Le projet
Vision Verte Satina
Des vergers fruitiers dans les tapades du Fouta-Djallon — conduits par les familles du district et les ressortissants de Satina.
Un projet d'agroécologie fruitière porté par le district de Satina (entre Popodara et Dalein) et par ceux qui, depuis la diaspora, restent liés à cette terre.
L'objectif est concret : faire des tapades — les jardins de case du Fouta-Djallon — un espace de production durable (banane, avocat, orange).
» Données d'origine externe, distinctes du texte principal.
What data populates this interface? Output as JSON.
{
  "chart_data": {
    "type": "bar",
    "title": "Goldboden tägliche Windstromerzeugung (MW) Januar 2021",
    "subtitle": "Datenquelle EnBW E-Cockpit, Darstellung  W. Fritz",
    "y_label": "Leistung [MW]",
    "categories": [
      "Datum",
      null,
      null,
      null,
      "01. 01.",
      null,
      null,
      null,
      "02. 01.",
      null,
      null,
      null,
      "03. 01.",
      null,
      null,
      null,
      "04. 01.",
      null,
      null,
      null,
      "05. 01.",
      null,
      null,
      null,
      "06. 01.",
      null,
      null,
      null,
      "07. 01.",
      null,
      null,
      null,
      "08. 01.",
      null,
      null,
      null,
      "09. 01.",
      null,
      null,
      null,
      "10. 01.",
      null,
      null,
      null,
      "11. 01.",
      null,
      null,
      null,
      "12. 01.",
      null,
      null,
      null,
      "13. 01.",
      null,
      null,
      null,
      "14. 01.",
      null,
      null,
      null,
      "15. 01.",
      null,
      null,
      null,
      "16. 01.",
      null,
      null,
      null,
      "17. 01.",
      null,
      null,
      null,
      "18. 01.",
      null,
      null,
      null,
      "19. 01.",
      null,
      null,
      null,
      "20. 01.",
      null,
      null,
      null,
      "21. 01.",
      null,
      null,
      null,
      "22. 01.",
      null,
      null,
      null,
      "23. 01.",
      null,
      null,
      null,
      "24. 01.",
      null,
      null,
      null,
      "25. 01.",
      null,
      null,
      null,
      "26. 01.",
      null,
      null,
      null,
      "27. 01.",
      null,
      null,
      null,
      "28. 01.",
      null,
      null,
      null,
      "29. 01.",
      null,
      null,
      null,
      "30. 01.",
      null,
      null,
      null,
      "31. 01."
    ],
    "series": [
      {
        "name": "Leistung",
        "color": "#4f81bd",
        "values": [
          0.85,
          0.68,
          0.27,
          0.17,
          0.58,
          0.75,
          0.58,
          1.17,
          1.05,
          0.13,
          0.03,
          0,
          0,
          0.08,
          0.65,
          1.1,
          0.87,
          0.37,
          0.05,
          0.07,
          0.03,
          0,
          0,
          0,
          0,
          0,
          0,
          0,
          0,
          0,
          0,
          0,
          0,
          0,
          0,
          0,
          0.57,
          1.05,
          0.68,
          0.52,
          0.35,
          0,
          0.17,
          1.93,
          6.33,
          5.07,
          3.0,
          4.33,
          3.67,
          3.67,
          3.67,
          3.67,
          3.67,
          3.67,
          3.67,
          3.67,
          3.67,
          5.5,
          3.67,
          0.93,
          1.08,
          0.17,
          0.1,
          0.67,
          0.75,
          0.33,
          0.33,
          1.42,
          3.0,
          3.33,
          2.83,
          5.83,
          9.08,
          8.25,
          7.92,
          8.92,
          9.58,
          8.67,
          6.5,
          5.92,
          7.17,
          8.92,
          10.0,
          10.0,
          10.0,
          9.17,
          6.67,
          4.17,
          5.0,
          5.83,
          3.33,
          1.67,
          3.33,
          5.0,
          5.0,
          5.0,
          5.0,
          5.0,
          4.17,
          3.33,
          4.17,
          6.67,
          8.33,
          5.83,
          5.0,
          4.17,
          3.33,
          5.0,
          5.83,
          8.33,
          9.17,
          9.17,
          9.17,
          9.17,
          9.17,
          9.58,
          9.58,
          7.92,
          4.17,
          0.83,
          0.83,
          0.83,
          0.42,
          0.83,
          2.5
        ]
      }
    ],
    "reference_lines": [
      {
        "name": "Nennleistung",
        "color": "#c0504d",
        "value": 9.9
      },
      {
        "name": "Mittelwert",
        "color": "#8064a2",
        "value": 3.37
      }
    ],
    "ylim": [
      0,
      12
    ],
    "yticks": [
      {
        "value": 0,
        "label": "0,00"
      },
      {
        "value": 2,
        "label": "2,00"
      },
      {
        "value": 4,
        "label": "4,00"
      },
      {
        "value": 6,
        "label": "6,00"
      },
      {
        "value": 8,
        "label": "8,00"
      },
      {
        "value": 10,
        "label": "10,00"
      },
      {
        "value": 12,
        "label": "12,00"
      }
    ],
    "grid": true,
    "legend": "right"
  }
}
Des récoltes pour les ménages, des revenus stables, un héritage pour la génération suivante.


La fondatrice
Hadja Mariama Sy Satina
Fille de Satina, elle a rassemblé les familles du district et les ressortissants autour d'une idée claire : planter maintenant les arbres qui feront vivre le village demain.
Sous son impulsion, le projet s'appuie sur ce qui existe déjà — les tapades, les savoirs locaux, les liens entre le village et la diaspora — plutôt que d'importer un modèle tout fait.
Comment le projet avance
Quatre axes de travail, sur place, au rythme des saisons et des familles.
Vergers dans les tapades
Bananiers, avocatiers et orangers près des habitations, sur des jardins de case déjà fertilisés et sécurisés. On plante où les familles vivent déjà.
Vulgarisation locale
De jeunes habitants formés pour suivre les plantations, transmettre les gestes agroécologiques et rester disponibles au village.
Comité de pilotage
Le CLPP décide et rend compte. Le projet reste au service de Satina — pas d’une structure extérieure.
Lien avec la diaspora
Les ressortissants apportent du soutien, de l’expertise et des moyens. Le travail se fait sur place ; l’appui vient aussi de loin.
Gouvernance
Le Comité Local de Pilotage du Projet (CLPP) conduit les décisions. Il s'appuie sur les vulgarisateurs formés et sur l'engagement de la diaspora, pour que le cap reste proche du terrain.